Titus Alone(13)

By: Mervyn Peake


No time for tears: it is enough, today,



That we, meandering these granular shores Should watch the ponderous billows at their play like midnight beasts with garlands in their jaws...



It was obvious that the poem was still in its early stages. The novelty of seeing so distinguished-looking a man behave in a manner so blatant, so self-centred, so withdrawn at one and the same time had intrigued Titus so keenly that he had outlasted at least thirty guests since the poem started. The lady with the sapphires and Mr Thirst had long since edged away, but a floating population surrounded the poet who had become sightless as he declaimed, and it would have been all the same to him if he had been alone in the room.

Titus turned his head away, his brain jumping in his skull with words and images.





TWENTY-THREE



Now that the poem was gone, and gone with it the poet, for truly he seemed to follow in the wake of something greater than himself, Titus became aware of a strange condition, a quality of flux, an agitation; a weaving or a threading motion - and then, all at once, one of those tidal movements that occur from time to time at crowded parties, began to manifest itself. There is nothing that can be done about them. They move to a rhythm of their own.

The first sensation perceived by the guest was that he or she was off-balance.

There was a lot of elbow-jogging and spirit-spilling. As the pressure increased a kind of delicate stampeding began. Apologies broke loose on every side.
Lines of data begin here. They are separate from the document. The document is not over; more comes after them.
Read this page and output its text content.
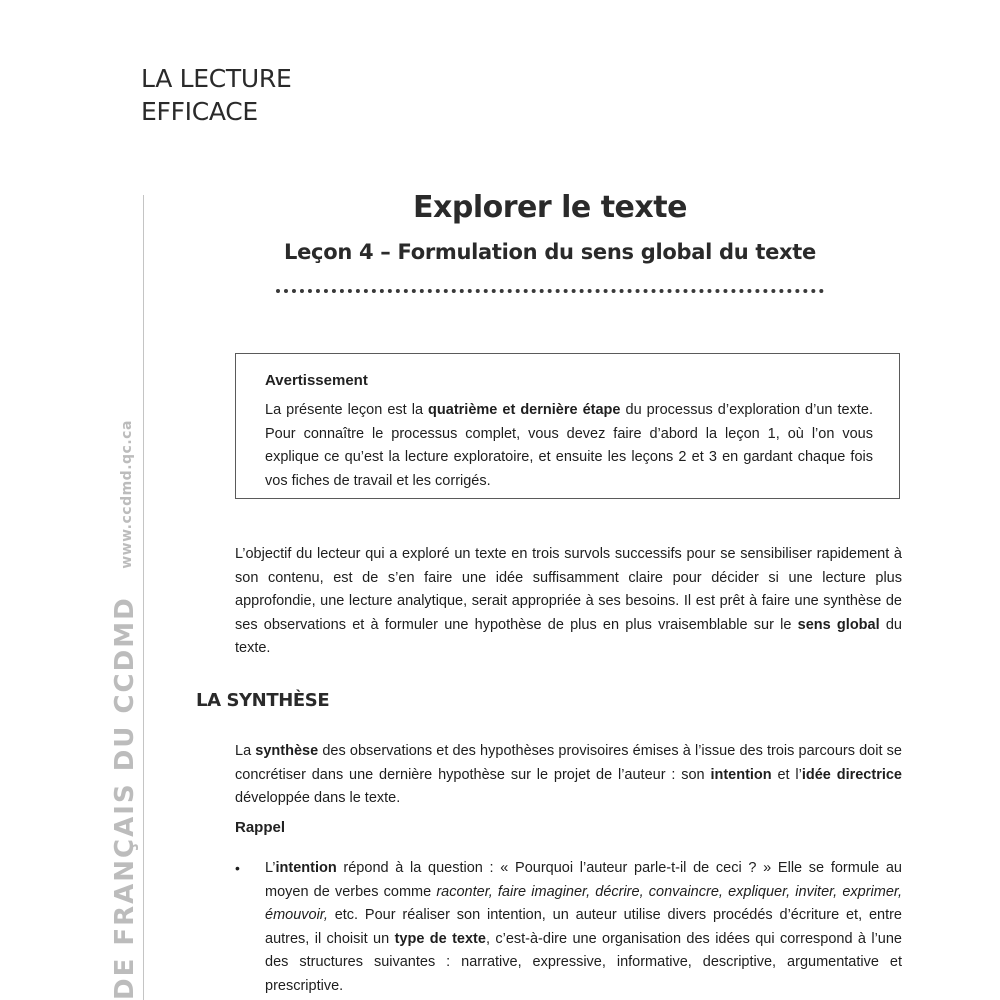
LA LECTURE
EFFICACE
DE FRANÇAIS DU CCDMD www.ccdmd.qc.ca
Explorer le texte
Leçon 4 – Formulation du sens global du texte
Avertissement
La présente leçon est la quatrième et dernière étape du processus d’exploration d’un texte. Pour connaître le processus complet, vous devez faire d’abord la leçon 1, où l’on vous explique ce qu’est la lecture exploratoire, et ensuite les leçons 2 et 3 en gardant chaque fois vos fiches de travail et les corrigés.
L’objectif du lecteur qui a exploré un texte en trois survols successifs pour se sensibiliser rapidement à son contenu, est de s’en faire une idée suffisamment claire pour décider si une lecture plus approfondie, une lecture analytique, serait appropriée à ses besoins. Il est prêt à faire une synthèse de ses observations et à formuler une hypothèse de plus en plus vraisemblable sur le sens global du texte.
LA SYNTHÈSE
La synthèse des observations et des hypothèses provisoires émises à l’issue des trois parcours doit se concrétiser dans une dernière hypothèse sur le projet de l’auteur : son intention et l’idée directrice développée dans le texte.
Rappel
• L’intention répond à la question : « Pourquoi l’auteur parle-t-il de ceci ? » Elle se formule au moyen de verbes comme raconter, faire imaginer, décrire, convaincre, expliquer, inviter, exprimer, émouvoir, etc. Pour réaliser son intention, un auteur utilise divers procédés d’écriture et, entre autres, il choisit un type de texte, c’est-à-dire une organisation des idées qui correspond à l’une des structures suivantes : narrative, expressive, informative, descriptive, argumentative et prescriptive.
Those by the walls were seriously crushed, while those in the centre leaned across one another at intimate angles. Tiny, idiotic footsteps were taken by everyone as the crowd began to surge meaninglessly, uncontrollably, round and round the room. Those who were talking together at one moment saw no sign of one another a few seconds later, for underwater currents and crosseddies took their toll.

And yet the guests were still arriving. They entered through the doorway, were caught up in the scented air, wavered like ghosts and, hovering for a moment on the coiling fumes, were drawn into the slow but invincible maelstrom.

Titus, who had not been able to foresee what was about to happen, was now able to appreciate in retrospect the actions of a couple of old roués whom he had observed a few minutes earlier, seated by the refreshment table.

Long versed in the vicissitudes of party phenomena, they had put down their glasses and, leaning back, as it were, in the arms of the current, had given themselves up to the flow, and were now to be seen conversing at an incredible angle as they circled the room, their feet no longer touching the floor.

By the time some balance was restored it was nearly midnight, and there was a general pulling down of cuffs, straightening of garments, fingering of coifs and toupees, a straightening of ties, a scrutiny of mouths and eyebrows and a general state of salvage.





TWENTY-FOUR



And so, by a whim of chance, yet another group of guests stood there beneath him. Some had limped and some had slid away. Some had been boisterous: some had been aloof.

This particular group were neither and both, as the offshoots of their brain-play merited. Tall guests they were, and witless that through the accident of their height and slenderness they were creating between them a grove - a human grove. They turned, this group, this grove of guests, turned as a newcomer, moving sideways an inch at a time, joined them. He was short, thick and sapless, and was most inappropriate in that lofty copse, where he gave the appearance of being pollarded.

One of this group, a slender creature, thin as a switch, swathed in black, her hair as black as her dress and her eyes as black as her hair, turned to the newcomer.

'Do join us: she said. 'Do talk to us. We need your steady brain. We are so pitifully emotional. Such babies.'

'Well I would hardly-'

'Be quiet, Leonard. You have been talking quite enough,' said the slender, doe-eyed Mrs Grass to her fourth husband. 'It is Mr Acreblade or nothing. Come along dear Mr Acreblade. There... we are... there... we are.'

The sapless Mr Acreblade thrust his jaw forward, a sight to be wondered at, for even when relaxed his chin gave the impression of a battering ram; something to prod with; in fact a weapon.

'Dear Mrs Grass,' he said, 'you are always so unaccountably kind.'

The attenuate Mr Spill had been beckoning a waiter, but now he suddenly crouched down so that his ear was level with Acreblade's mouth. He did not face Mr Acreblade as he crouched there, but swivelling his eyes to their eastern extremes, he obtained a very good view of Acreblade's profile.

'I'm a bit deaf,' he said. 'Will you repeat yourself? Did you say "unaccountably kind"? How droll.'

'Don't be a bore,' said Mrs Grass.

Mr Spill rose to his full working height, which might have been even more impressive were his shoulders not so bent.